I have never been one of those people that looks to the stars for guidance. I don’t believe in horoscopes and I don’t know my sign. I do believe things happen for a reason, and sometimes we even get to find out what that reason is. But not always.
I remember when I met my husband. I had just broken up with an on and off boyfriend of three years. I was crushed when he moved on and wrote long, pathetic entries in my journal about how ‘over’ my life was. Two days later, my room mate talked me into going dancing. I met Brad and we were together for the next twenty years. My heart break opened the path to happiness for me. It has happened more than once. I can’t help but think about the scriptures that talk about the importance of having a broken heart and contrite spirit. I always thought that meant humility, and it probably does, but maybe when we have our heart broken we are able to see a path we might not have seen when it was full. Maybe that is when and how the Lord can guide us to where He wants us. Maybe it is where we get where WE want to be. We just can’t see it.
I have made a lot of plans in my life and had a lot of plans not work out. I would venture to say that the majority of my plans have gone awry. I’ve started changing how I make plans. Instead of getting out my mental stone and chiseling my plan into it, I write my plan in the sandy beach of my mind and see what happens. Don’t get me wrong, I’m all about goals. Life without goals is a winding path to nowhere. But, goals should be flexible, alterable, and open to serendipity. I have found that the plans I have made that have gone awry tend to lead me to places that are happier in the end. Not always, and sometimes not for a very long time, but mostly my life has been a happy path.

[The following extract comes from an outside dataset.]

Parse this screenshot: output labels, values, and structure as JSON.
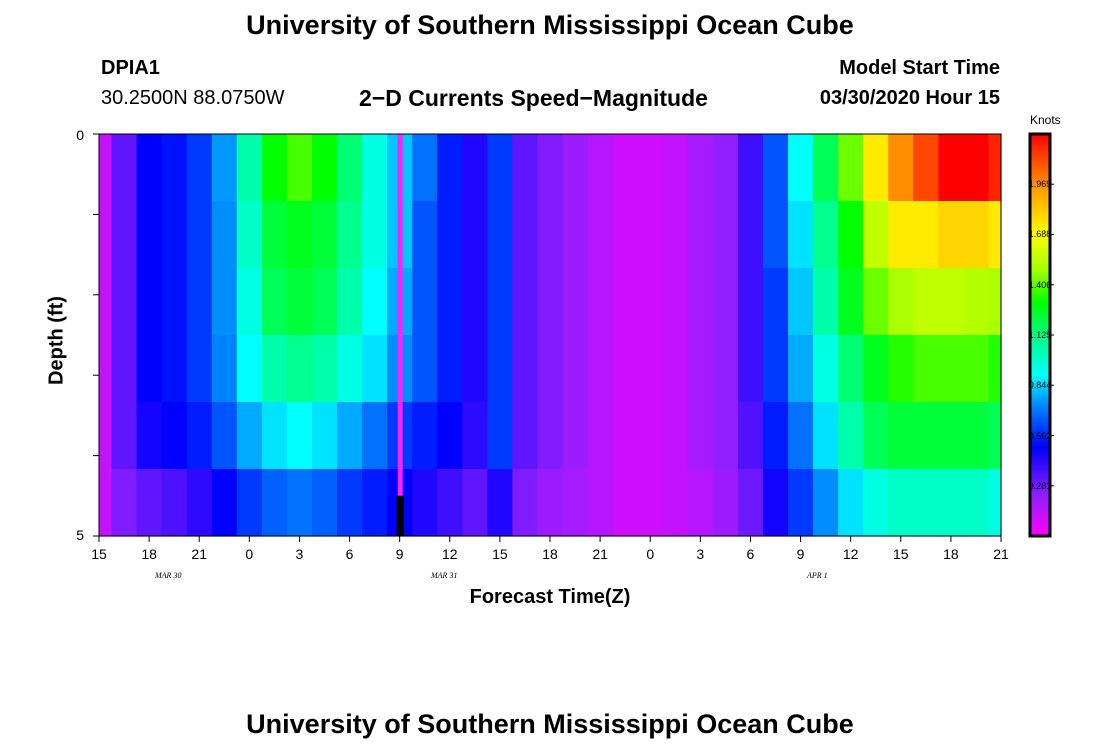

It takes some practice and a lot of faith, but living a serendipitous life can be pretty great. I’ve learned to take a step back when road blocks pop up in my life, and to think about the blessings I have. What could the Lord be trying to teach me by this road block? Did I cause my own road block? Is there another path?
Usually, if I just relax and accept and leave my heart and mind open to divine guidance, my life changes for the better. I have had some really great changes and additions to my life lately. Things I could not have planned for or expected. My life is full. I am very blessed. I look forward to the next glitch….cause I said so.